あと30日で、他人に戻るふたり
夕飯の支度をしようとキッチンでお米をセットしたところで、音もなく大きな影が横切った。

どうやら大地さんが起きたらしい。


「……ごめん、寝てた」

「私も寝ちゃったんですよ」

「どこまで見た?映画」

彼は冷蔵庫のペットボトルの水を飲み干して、あの予想合戦しかしていない映画の話をする。

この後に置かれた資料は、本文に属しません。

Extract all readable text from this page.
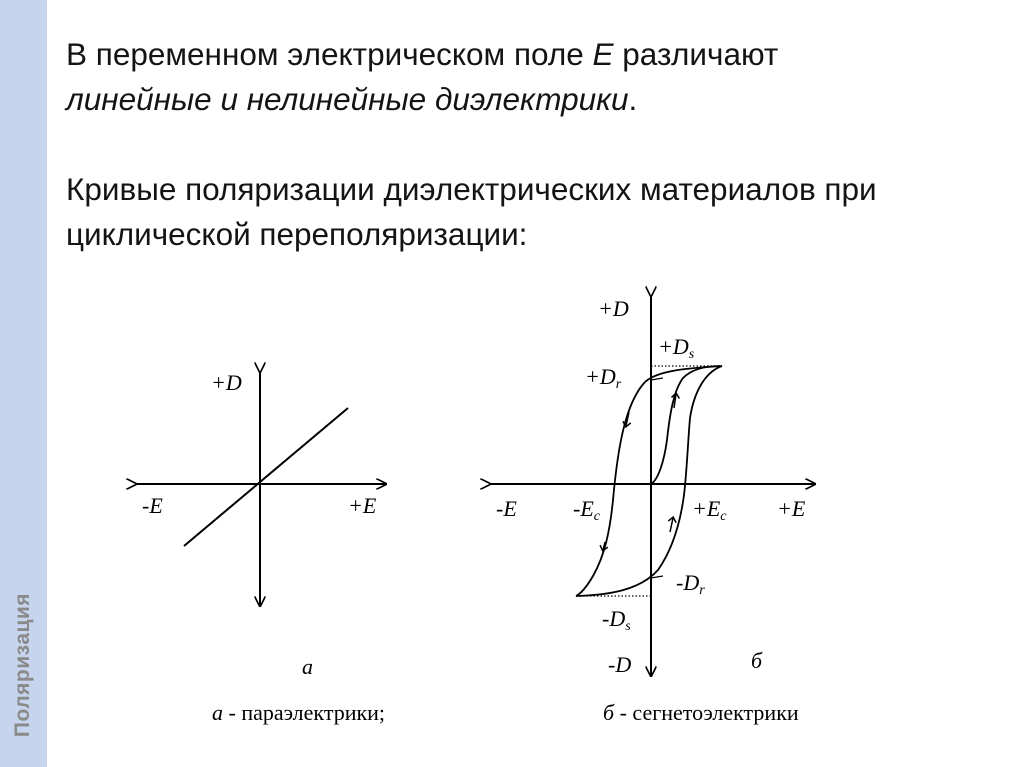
Поляризация

В переменном электрическом поле E различают
линейные и нелинейные диэлектрики.

Кривые поляризации диэлектрических материалов при циклической переполяризации:

+D
-E	+E
а
+D
-D
-E	+E
+Ds
+Dr
-Dr
-Ds
-Ec	+Ec
б
а - параэлектрики;	б - сегнетоэлектрики
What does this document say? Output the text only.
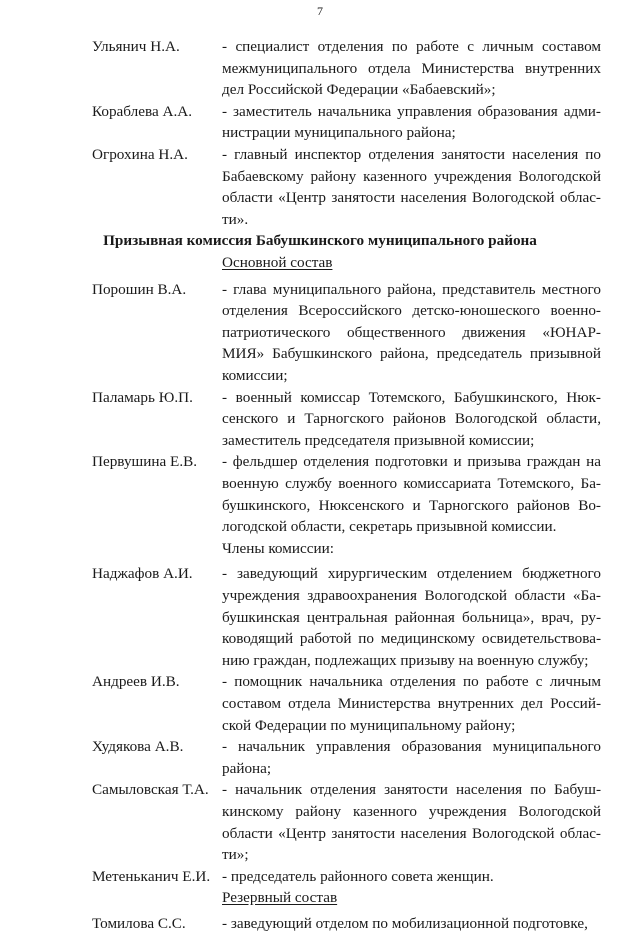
7
Ульянич Н.А.	- специалист отделения по работе с личным составом
межмуниципального отдела Министерства внутренних
дел Российской Федерации «Бабаевский»;
Кораблева А.А. - заместитель начальника управления образования адми-
нистрации муниципального района;
Огрохина Н.А. - главный инспектор отделения занятости населения по
Бабаевскому району казенного учреждения Вологодской
области «Центр занятости населения Вологодской облас-
ти».
Призывная комиссия Бабушкинского муниципального района
Основной состав
Порошин В.А. - глава муниципального района, представитель местного
отделения Всероссийского детско-юношеского военно-
патриотического общественного движения «ЮНАР-
МИЯ» Бабушкинского района, председатель призывной
комиссии;
Паламарь Ю.П. - военный комиссар Тотемского, Бабушкинского, Нюк-
сенского и Тарногского районов Вологодской области,
заместитель председателя призывной комиссии;
Первушина Е.В. - фельдшер отделения подготовки и призыва граждан на
военную службу военного комиссариата Тотемского, Ба-
бушкинского, Нюксенского и Тарногского районов Во-
логодской области, секретарь призывной комиссии.
Члены комиссии:
Наджафов А.И. - заведующий хирургическим отделением бюджетного
учреждения здравоохранения Вологодской области «Ба-
бушкинская центральная районная больница», врач, ру-
ководящий работой по медицинскому освидетельствова-
нию граждан, подлежащих призыву на военную службу;
Андреев И.В.	- помощник начальника отделения по работе с личным
составом отдела Министерства внутренних дел Россий-
ской Федерации по муниципальному району;
Худякова А.В.	- начальник управления образования муниципального
района;
Самыловская Т.А. - начальник отделения занятости населения по Бабуш-
кинскому району казенного учреждения Вологодской
области «Центр занятости населения Вологодской облас-
ти»;
Метенькaнич Е.И. - председатель районного совета женщин.
Резервный состав
Томилова С.С. - заведующий отделом по мобилизационной подготовке,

ものすごく自然に私の隣に立って、包丁を取り出していた。


「…なんか、女の人がめっちゃ撃たれてるのに全然倒れないで襲ってくるあたりです」

「うわー、俺たぶんもうそこ寝てる」

「いや、まだしゃべってましたよ」

「寝言かもしれないじゃん」

「これ、トマト適当に切ってください。サラダにします」

「はーい」


水切りしていたレタスと玉ねぎの盛り付けをして、ひじきの煮物を作ろうと人参を彼に渡す。

さすがにおかずがお刺身だけっていうのも寂しい。


人参は細く千切りしてほしかったけれど、たぶん彼には無理だから。
煮込めばいいや、とざく切りでお願いした。


「…なんか、だんだん料理のレベル上がってますね」

わりと淡々とこなしていく彼の横顔を見ていたら、「そう?」と返してくる。

「俺はずっと乱切りが気になってるよ」

「まだそれ言う?」

「千切りとかはイメージつくけどさ、乱切りって漫画に出てきそうな技の名前じゃん」


終始どうでもいい話。いつも私たちは、結局これだ。


しっかり煮込んだひじきの煮物が完成した頃、お米が炊き上がる。

あとはお刺身をパックのまま出して、夕飯の支度は終わりだ。


「「いただきます」」

ふたりで並んで、ご飯を食べる。

たったそれだけの特別でもなんでもないことが、今日はもう名残惜しい。


刺身を食べた大地さんが、「うまっ」とこぼす。

「やっぱ買ってよかったね」

「……ですね。めっちゃ美味しい」

久しぶりに食べたサーモンは、小さな幸せを胸に灯した。